Abstract

The project aims to develop a novel algorithm for finding sequence motifs. The goal of the project is to develop an algorithm that would be faster than existing algorithms without compromising accuracy. Motifs are short sequence patterns that represent fundamental units of biological function, such as recurring nitrogenous bases in DNA sequences. They encode protein, DNA, and RNA interactions, such as gene expression. Finding motifs allows biologists to predict the biological function of certain parts of the genome e.g. the NANOG transcription regulator motif has been linked to the pluripotency of embryonic stem cells. The new algorithm is centered around the concept of comparing a biological sequence with its randomly shuffled counterpart to identify significant motifs. The proposed algorithm proved to be very fast and quite accurate, as shown by the results obtained when testing it on previously gathered sequences, with known motifs.

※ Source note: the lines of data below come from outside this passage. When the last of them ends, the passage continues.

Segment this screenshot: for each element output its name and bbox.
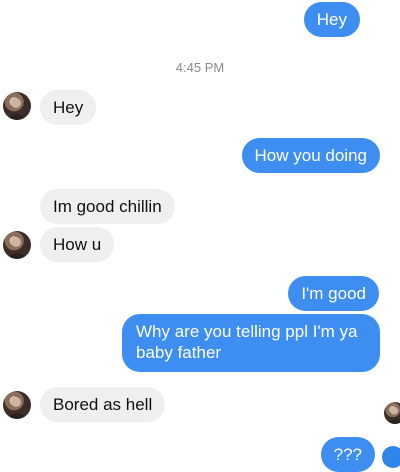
message-outgoing-im-good[interactable]: I'm good xyxy=(288,276,379,311)
delivered-status-icon xyxy=(382,446,400,468)
message-outgoing-hey[interactable]: Hey xyxy=(303,2,360,37)
read-receipt-avatar-icon xyxy=(384,402,400,424)
message-incoming-bored-as-hell[interactable]: Bored as hell xyxy=(40,387,166,422)
message-outgoing-baby-father[interactable]: Why are you telling ppl I'm ya baby fath… xyxy=(122,314,380,372)
message-incoming-how-u[interactable]: How u xyxy=(40,227,115,262)
message-incoming-hey[interactable]: Hey xyxy=(40,90,97,125)
contact-avatar-icon[interactable] xyxy=(3,92,31,120)
timestamp: 4:45 PM xyxy=(175,60,225,75)
message-outgoing-question-marks[interactable]: ??? xyxy=(320,437,375,472)
message-incoming-im-good-chillin[interactable]: Im good chillin xyxy=(40,189,175,224)
contact-avatar-icon[interactable] xyxy=(3,391,31,419)
message-outgoing-how-you-doing[interactable]: How you doing xyxy=(241,138,380,173)
contact-avatar-icon[interactable] xyxy=(3,231,31,259)
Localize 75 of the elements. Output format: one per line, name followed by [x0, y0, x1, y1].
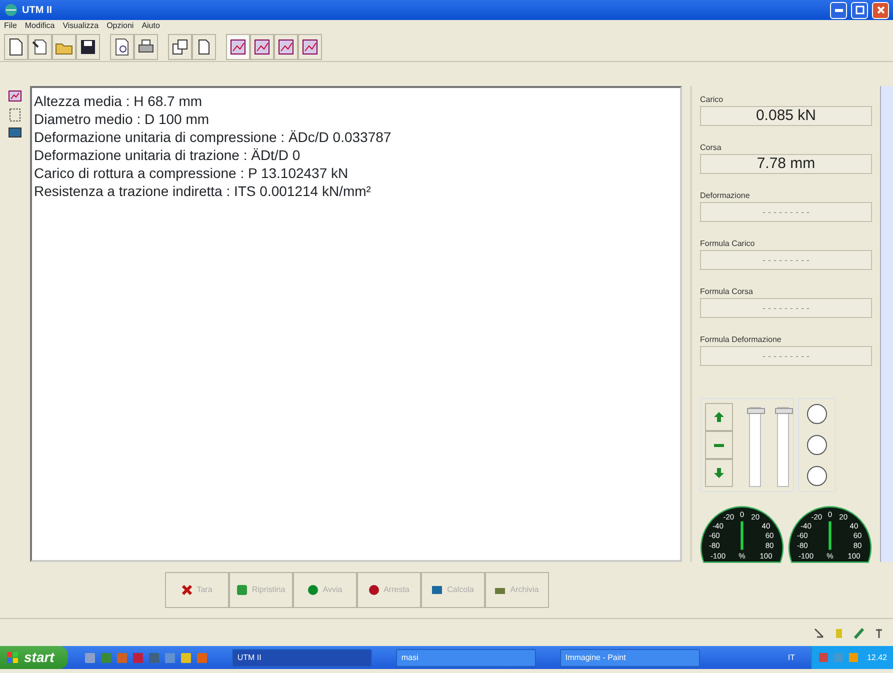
- clock: 12.42: [866, 652, 887, 664]
- scrollbar[interactable]: [880, 86, 893, 562]
- windows-logo-icon: [6, 650, 20, 664]
- jog-button[interactable]: [705, 431, 733, 459]
- toolbar-button[interactable]: [168, 34, 192, 60]
- window-title: UTM II: [22, 4, 52, 18]
- frame-icon[interactable]: [8, 108, 22, 122]
- chart-icon[interactable]: [8, 90, 22, 104]
- battery-icon: [833, 626, 845, 638]
- menu-item[interactable]: Modifica: [24, 20, 55, 32]
- down-arrow-icon: [713, 467, 725, 479]
- chart-icon: [300, 36, 320, 56]
- maximize-button[interactable]: [851, 2, 868, 18]
- field-label: Carico: [700, 94, 724, 106]
- toolbar-button[interactable]: [4, 34, 28, 60]
- readout-field: - - - - - - - - -: [700, 202, 872, 222]
- slider-thumb[interactable]: [775, 408, 793, 414]
- result-line: Altezza media : H 68.7 mm: [34, 92, 204, 110]
- toolbar-button[interactable]: [274, 34, 298, 60]
- slider-thumb[interactable]: [747, 408, 765, 414]
- toolbar-button[interactable]: [250, 34, 274, 60]
- result-line: Carico di rottura a compressione : P 13.102437 kN: [34, 164, 350, 182]
- close-button[interactable]: [872, 2, 889, 18]
- toolbar-button[interactable]: [134, 34, 158, 60]
- result-line: Resistenza a trazione indiretta : ITS 0.001214 kN/mm²: [34, 182, 372, 200]
- minimize-icon: [834, 8, 842, 12]
- toolbar-button[interactable]: [110, 34, 134, 60]
- menu-item[interactable]: Opzioni: [106, 20, 134, 32]
- readout-field: 0.085 kN: [700, 106, 872, 126]
- field-label: Formula Carico: [700, 238, 756, 250]
- taskbar-button[interactable]: masi: [396, 648, 536, 666]
- readout-field: - - - - - - - - -: [700, 298, 872, 318]
- maximize-icon: [854, 5, 864, 15]
- readout-field: - - - - - - - - -: [700, 250, 872, 270]
- taskbar-button[interactable]: UTM II: [232, 648, 372, 666]
- chart-icon: [276, 36, 296, 56]
- minimize-button[interactable]: [830, 2, 847, 18]
- toolbar-button[interactable]: [298, 34, 322, 60]
- jog-button[interactable]: [705, 403, 733, 431]
- toolbar-button[interactable]: [76, 34, 100, 60]
- field-label: Formula Corsa: [700, 286, 754, 298]
- circle-icon: [306, 584, 319, 596]
- gauge-needle: [740, 521, 744, 550]
- toolbar-button[interactable]: [192, 34, 216, 60]
- pen-icon: [853, 626, 865, 638]
- copy-icon: [170, 36, 190, 56]
- field-label: Formula Deformazione: [700, 334, 782, 346]
- circle-icon: [368, 584, 380, 596]
- quick-launch-icon[interactable]: [84, 652, 96, 664]
- toolbar-button[interactable]: [226, 34, 250, 60]
- readout-field: 7.78 mm: [700, 154, 872, 174]
- start-button[interactable]: start: [0, 646, 68, 669]
- close-icon: [876, 5, 886, 15]
- quick-launch-icon[interactable]: [180, 652, 192, 664]
- monitor-icon: [431, 584, 444, 596]
- language-indicator[interactable]: IT: [788, 652, 795, 664]
- menu-item[interactable]: Visualizza: [62, 20, 99, 32]
- readout-field: - - - - - - - - -: [700, 346, 872, 366]
- chart-icon: [228, 36, 248, 56]
- monitor-icon[interactable]: [8, 126, 22, 140]
- gauge-needle: [828, 521, 832, 550]
- app-icon: [4, 3, 18, 17]
- menu-item[interactable]: File: [4, 20, 17, 32]
- field-label: Corsa: [700, 142, 722, 154]
- toolbar-button[interactable]: [28, 34, 52, 60]
- up-arrow-icon: [713, 411, 725, 423]
- result-line: Diametro medio : D 100 mm: [34, 110, 210, 128]
- close-icon: [180, 584, 193, 596]
- result-line: Deformazione unitaria di compressione : ÄDc/D 0.033787: [34, 128, 392, 146]
- result-line: Deformazione unitaria di trazione : ÄDt/D 0: [34, 146, 302, 164]
- taskbar-button[interactable]: Immagine - Paint: [560, 648, 700, 666]
- jog-button[interactable]: [705, 459, 733, 487]
- chart-icon: [252, 36, 272, 56]
- field-label: Deformazione: [700, 190, 751, 202]
- menu-item[interactable]: Aiuto: [142, 20, 160, 32]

The algorithm was able to accurately identify prominent motifs in sequences containing the NANOG, STAT1, RUNX3 and C-jun motifs. When analyzing a PITX1 sequence, the “E-box” motif was shown to be occurring very frequently. Upon further research, it was found that the PITX1 motif has protein-protein interactions with the E-box motif. Interestingly, they did not co-occur together in the same sequence, rather the DNA strand itself was bent to allow these interactions. In conclusion, a novel algorithm for accurately and quickly finding motifs in DNA sequences was successfully created. This will have several applications, such as identifying mutations in the epsilon4 allele of the Apolipoprotein E gene (APOE) that can cause Alzheimer’s disease. Identifying which parts of the DNA or RNA sequence are causing such diseases can lead to the better diagnosis and treatment, potentially a cure.